Dunkwu v. Neville, 575 A.2d 293, 294
(D.C. 1990) (citations omitted).
In addition, Defendants’ have not demonstrated that Plaintiff has failed to state a claim upon which relief may be granted. WHEREFORE, it is this 1 day of February of 2010, hereby, ORDERED, that Defendants’ Motion to Dismiss is DENIED; and it is FURTHER ORDERED, that for each Motion filed, the parties shall e-mail a copy of the proposed order in Microsoft Word Format to the following e-mail addresses pursuant to this Court’s General Order: Christiane2@dcsc.gov and Christiane3@dcsc.gov.
SO ORDERED.
ERIK P. CHRISTIAN
JUDGE
(Signed-in-Chambers)
Copies mailed to:
Elizabeth Torphy-Donzella, Esquire
Darryl G. McCallum, Esquire
20 S. Charles Street, 11th Floor
Baltimore, MD 21201
David Scher, Esquire
Scott Oswald, Esquire
The Employment Law Group, P.C.
888 17th Street, N.W. 9th Floor
Washington, DC 20006
_____________
1 Cf.
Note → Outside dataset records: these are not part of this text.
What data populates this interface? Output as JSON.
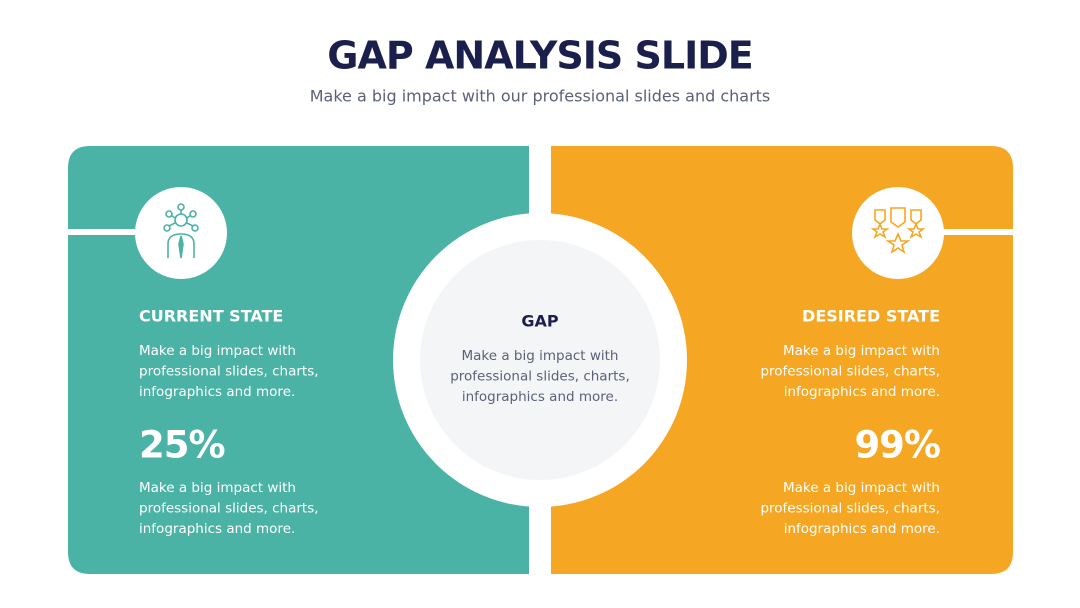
{
  "header": {
    "title": "GAP ANALYSIS SLIDE",
    "subtitle": "Make a big impact with our professional slides and charts"
  },
  "current": {
    "heading": "CURRENT STATE",
    "text": [
      "Make a big impact with",
      "professional slides, charts,",
      "infographics and more."
    ],
    "stat": "25%",
    "stat_text": [
      "Make a big impact with",
      "professional slides, charts,",
      "infographics and more."
    ]
  },
  "gap": {
    "heading": "GAP",
    "text": [
      "Make a big impact with",
      "professional slides, charts,",
      "infographics and more."
    ]
  },
  "desired": {
    "heading": "DESIRED STATE",
    "text": [
      "Make a big impact with",
      "professional slides, charts,",
      "infographics and more."
    ],
    "stat": "99%",
    "stat_text": [
      "Make a big impact with",
      "professional slides, charts,",
      "infographics and more."
    ]
  }
}
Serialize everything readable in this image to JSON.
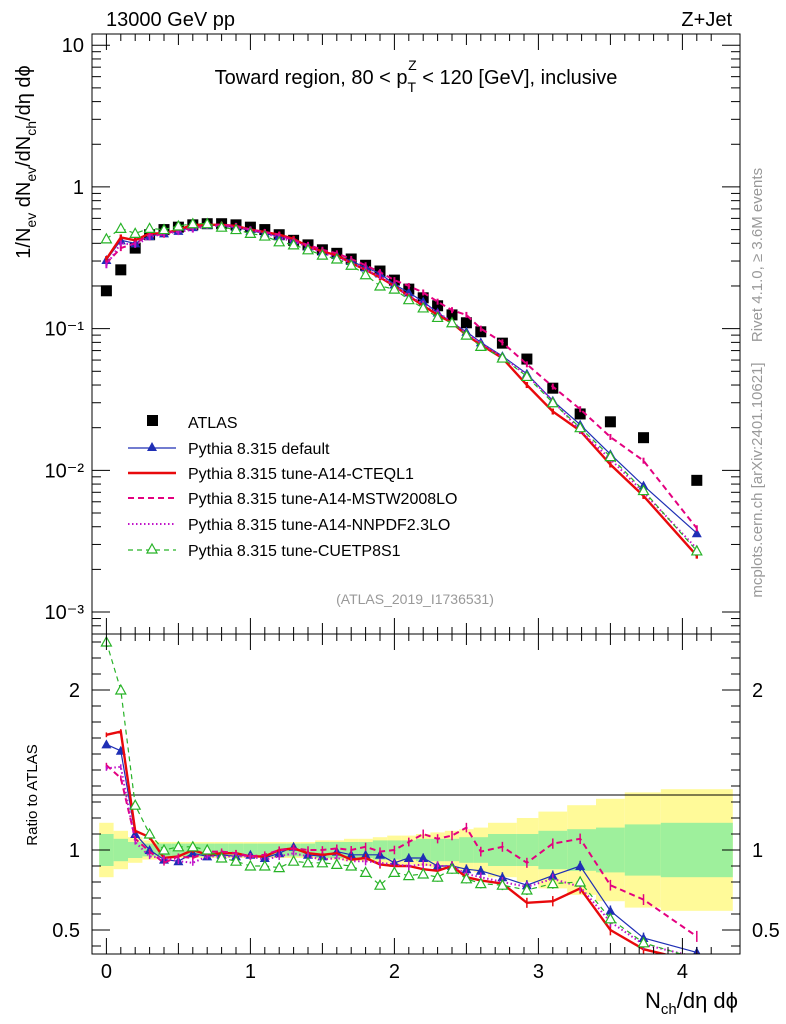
{
  "header": {
    "left": "13000 GeV pp",
    "right": "Z+Jet"
  },
  "side": {
    "rivet": "Rivet 4.1.0, ≥ 3.6M events",
    "mcplots": "mcplots.cern.ch [arXiv:2401.10621]"
  },
  "chart_data": [
    {
      "type": "line",
      "panel": "main",
      "title": "Toward region, 80 < p_T^Z < 120 [GeV], inclusive",
      "title_parts": {
        "pre": "Toward region, 80 < p",
        "sup": "Z",
        "sub": "T",
        "post": " < 120 [GeV], inclusive"
      },
      "ylabel": "1/N_ev dN_ev/dN_ch/dη dϕ",
      "yscale": "log",
      "ylim": [
        0.0007,
        12
      ],
      "xlim": [
        -0.1,
        4.4
      ],
      "y_tick_labels": [
        "10",
        "1",
        "10⁻¹",
        "10⁻²",
        "10⁻³"
      ],
      "analysis_tag": "(ATLAS_2019_I1736531)",
      "legend_position": "bottom-left",
      "x": [
        0.0,
        0.1,
        0.2,
        0.3,
        0.4,
        0.5,
        0.6,
        0.7,
        0.8,
        0.9,
        1.0,
        1.1,
        1.2,
        1.3,
        1.4,
        1.5,
        1.6,
        1.7,
        1.8,
        1.9,
        2.0,
        2.1,
        2.2,
        2.3,
        2.4,
        2.5,
        2.6,
        2.75,
        2.92,
        3.1,
        3.29,
        3.5,
        3.73,
        4.1
      ],
      "series": [
        {
          "name": "ATLAS",
          "values": [
            0.185,
            0.26,
            0.37,
            0.46,
            0.5,
            0.52,
            0.54,
            0.55,
            0.55,
            0.54,
            0.52,
            0.5,
            0.46,
            0.42,
            0.39,
            0.36,
            0.34,
            0.31,
            0.28,
            0.255,
            0.22,
            0.19,
            0.165,
            0.145,
            0.125,
            0.11,
            0.095,
            0.079,
            0.061,
            0.038,
            0.025,
            0.022,
            0.017,
            0.0085
          ]
        },
        {
          "name": "Pythia 8.315 default",
          "values": [
            0.305,
            0.42,
            0.4,
            0.45,
            0.47,
            0.49,
            0.52,
            0.54,
            0.53,
            0.52,
            0.49,
            0.47,
            0.45,
            0.42,
            0.38,
            0.35,
            0.33,
            0.3,
            0.27,
            0.245,
            0.205,
            0.18,
            0.155,
            0.13,
            0.11,
            0.095,
            0.08,
            0.064,
            0.048,
            0.031,
            0.021,
            0.013,
            0.0078,
            0.0036
          ]
        },
        {
          "name": "Pythia 8.315 tune-A14-CTEQL1",
          "values": [
            0.31,
            0.44,
            0.42,
            0.47,
            0.47,
            0.5,
            0.54,
            0.54,
            0.54,
            0.53,
            0.5,
            0.48,
            0.46,
            0.43,
            0.38,
            0.35,
            0.33,
            0.29,
            0.26,
            0.23,
            0.2,
            0.17,
            0.145,
            0.125,
            0.11,
            0.09,
            0.077,
            0.062,
            0.04,
            0.026,
            0.019,
            0.011,
            0.0066,
            0.0025
          ]
        },
        {
          "name": "Pythia 8.315 tune-A14-MSTW2008LO",
          "values": [
            0.29,
            0.37,
            0.4,
            0.46,
            0.46,
            0.5,
            0.51,
            0.54,
            0.54,
            0.53,
            0.5,
            0.48,
            0.46,
            0.42,
            0.39,
            0.36,
            0.34,
            0.31,
            0.28,
            0.25,
            0.22,
            0.2,
            0.18,
            0.155,
            0.135,
            0.125,
            0.1,
            0.08,
            0.056,
            0.039,
            0.027,
            0.0172,
            0.0117,
            0.0039
          ]
        },
        {
          "name": "Pythia 8.315 tune-A14-NNPDF2.3LO",
          "values": [
            0.28,
            0.4,
            0.39,
            0.44,
            0.47,
            0.48,
            0.5,
            0.53,
            0.53,
            0.52,
            0.5,
            0.47,
            0.44,
            0.41,
            0.38,
            0.34,
            0.32,
            0.29,
            0.26,
            0.235,
            0.2,
            0.17,
            0.15,
            0.13,
            0.112,
            0.093,
            0.079,
            0.063,
            0.047,
            0.031,
            0.019,
            0.012,
            0.007,
            0.0028
          ]
        },
        {
          "name": "Pythia 8.315 tune-CUETP8S1",
          "values": [
            0.43,
            0.51,
            0.47,
            0.51,
            0.5,
            0.53,
            0.55,
            0.55,
            0.52,
            0.5,
            0.47,
            0.45,
            0.41,
            0.39,
            0.36,
            0.33,
            0.31,
            0.28,
            0.24,
            0.2,
            0.19,
            0.16,
            0.14,
            0.12,
            0.11,
            0.09,
            0.075,
            0.062,
            0.046,
            0.03,
            0.02,
            0.0125,
            0.0072,
            0.0027
          ]
        }
      ]
    },
    {
      "type": "line",
      "panel": "ratio",
      "ylabel": "Ratio to ATLAS",
      "xlabel": "N_ch/dη dϕ",
      "ylim": [
        0.35,
        2.35
      ],
      "xlim": [
        -0.1,
        4.4
      ],
      "y_tick_labels": [
        "2",
        "1",
        "0.5"
      ],
      "x_tick_labels": [
        "0",
        "1",
        "2",
        "3",
        "4"
      ],
      "x": [
        0.0,
        0.1,
        0.2,
        0.3,
        0.4,
        0.5,
        0.6,
        0.7,
        0.8,
        0.9,
        1.0,
        1.1,
        1.2,
        1.3,
        1.4,
        1.5,
        1.6,
        1.7,
        1.8,
        1.9,
        2.0,
        2.1,
        2.2,
        2.3,
        2.4,
        2.5,
        2.6,
        2.75,
        2.92,
        3.1,
        3.29,
        3.5,
        3.73,
        4.1
      ],
      "bin_edges": [
        -0.05,
        0.05,
        0.15,
        0.25,
        0.35,
        0.45,
        0.55,
        0.65,
        0.75,
        0.85,
        0.95,
        1.05,
        1.15,
        1.25,
        1.35,
        1.45,
        1.55,
        1.65,
        1.75,
        1.85,
        1.95,
        2.05,
        2.15,
        2.25,
        2.35,
        2.45,
        2.55,
        2.65,
        2.85,
        3.0,
        3.2,
        3.4,
        3.6,
        3.85,
        4.35
      ],
      "band_stat": [
        0.1,
        0.07,
        0.05,
        0.04,
        0.04,
        0.04,
        0.04,
        0.04,
        0.04,
        0.04,
        0.04,
        0.04,
        0.04,
        0.04,
        0.04,
        0.05,
        0.05,
        0.05,
        0.05,
        0.06,
        0.06,
        0.06,
        0.07,
        0.07,
        0.07,
        0.08,
        0.08,
        0.1,
        0.1,
        0.12,
        0.13,
        0.14,
        0.16,
        0.17
      ],
      "band_total": [
        0.17,
        0.12,
        0.08,
        0.06,
        0.05,
        0.05,
        0.05,
        0.05,
        0.05,
        0.05,
        0.05,
        0.05,
        0.05,
        0.05,
        0.05,
        0.06,
        0.06,
        0.07,
        0.07,
        0.08,
        0.09,
        0.09,
        0.1,
        0.11,
        0.12,
        0.13,
        0.14,
        0.17,
        0.2,
        0.24,
        0.28,
        0.32,
        0.36,
        0.38
      ],
      "series": [
        {
          "name": "Pythia 8.315 default",
          "values": [
            1.66,
            1.62,
            1.1,
            1.0,
            0.94,
            0.93,
            0.98,
            0.96,
            0.97,
            0.96,
            0.97,
            0.95,
            0.98,
            1.02,
            0.97,
            0.96,
            0.99,
            0.97,
            0.97,
            0.97,
            0.92,
            0.95,
            0.95,
            0.9,
            0.9,
            0.88,
            0.87,
            0.83,
            0.78,
            0.84,
            0.9,
            0.62,
            0.45,
            0.36
          ]
        },
        {
          "name": "Pythia 8.315 tune-A14-CTEQL1",
          "values": [
            1.72,
            1.74,
            1.12,
            1.08,
            0.95,
            0.96,
            1.0,
            0.97,
            0.98,
            0.98,
            0.96,
            0.96,
            1.0,
            1.01,
            0.98,
            0.97,
            0.98,
            0.94,
            0.95,
            0.91,
            0.9,
            0.9,
            0.88,
            0.87,
            0.9,
            0.83,
            0.81,
            0.79,
            0.67,
            0.68,
            0.76,
            0.5,
            0.38,
            0.3
          ]
        },
        {
          "name": "Pythia 8.315 tune-A14-MSTW2008LO",
          "values": [
            1.53,
            1.45,
            1.07,
            0.99,
            0.92,
            0.96,
            0.95,
            0.99,
            0.99,
            0.98,
            0.96,
            0.97,
            1.0,
            1.01,
            1.0,
            1.0,
            1.01,
            1.0,
            1.02,
            0.99,
            1.0,
            1.05,
            1.1,
            1.07,
            1.09,
            1.14,
            0.99,
            1.02,
            0.92,
            1.04,
            1.07,
            0.78,
            0.69,
            0.46
          ]
        },
        {
          "name": "Pythia 8.315 tune-A14-NNPDF2.3LO",
          "values": [
            1.51,
            1.52,
            1.05,
            0.96,
            0.95,
            0.93,
            0.92,
            0.96,
            0.96,
            0.96,
            0.96,
            0.94,
            0.96,
            0.98,
            0.96,
            0.94,
            0.95,
            0.93,
            0.93,
            0.92,
            0.91,
            0.9,
            0.91,
            0.9,
            0.9,
            0.85,
            0.83,
            0.8,
            0.77,
            0.82,
            0.77,
            0.55,
            0.41,
            0.33
          ]
        },
        {
          "name": "Pythia 8.315 tune-CUETP8S1",
          "values": [
            2.3,
            2.0,
            1.28,
            1.1,
            1.0,
            1.02,
            1.02,
            1.0,
            0.95,
            0.93,
            0.9,
            0.9,
            0.89,
            0.93,
            0.92,
            0.92,
            0.91,
            0.9,
            0.86,
            0.78,
            0.86,
            0.84,
            0.85,
            0.83,
            0.88,
            0.82,
            0.79,
            0.78,
            0.75,
            0.79,
            0.8,
            0.57,
            0.42,
            0.32
          ]
        }
      ]
    }
  ]
}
D.C. CODE § 2-1402.11(a)(1). It shall be unlawful to do the following discriminatory acts: “(1) By an employer. -- To fail or refuse to hire, or to discharge, any individual; or otherwise to discriminate against any individual, with respect to his compensation, terms, conditions, or privileges of employment, including promotion; or to limit, segregate, or classify his employees in any way which would deprive or tend to deprive any individual of employment opportunities, or otherwise adversely affect his status as an employee… .” with MD. CODE ANN. § 20-606(a)(1) (2009) states that an employer may not “fail or refuse to hire, discharge, or otherwise discriminate against any individual with respect to the individual's compensation, terms, conditions, or privileges of employment because of: (i) the individual's race, color, religion, sex, age, national origin, marital status, sexual orientation, genetic information, or disability unrelated in nature and extent so as to reasonably preclude the performance of the employment; … (2) limit, segregate, or classify its employees or applicants for employment in any way that would deprive or tend to deprive any individual of employment opportunities or otherwise adversely affect the individual's status as an employee … .” (italics added).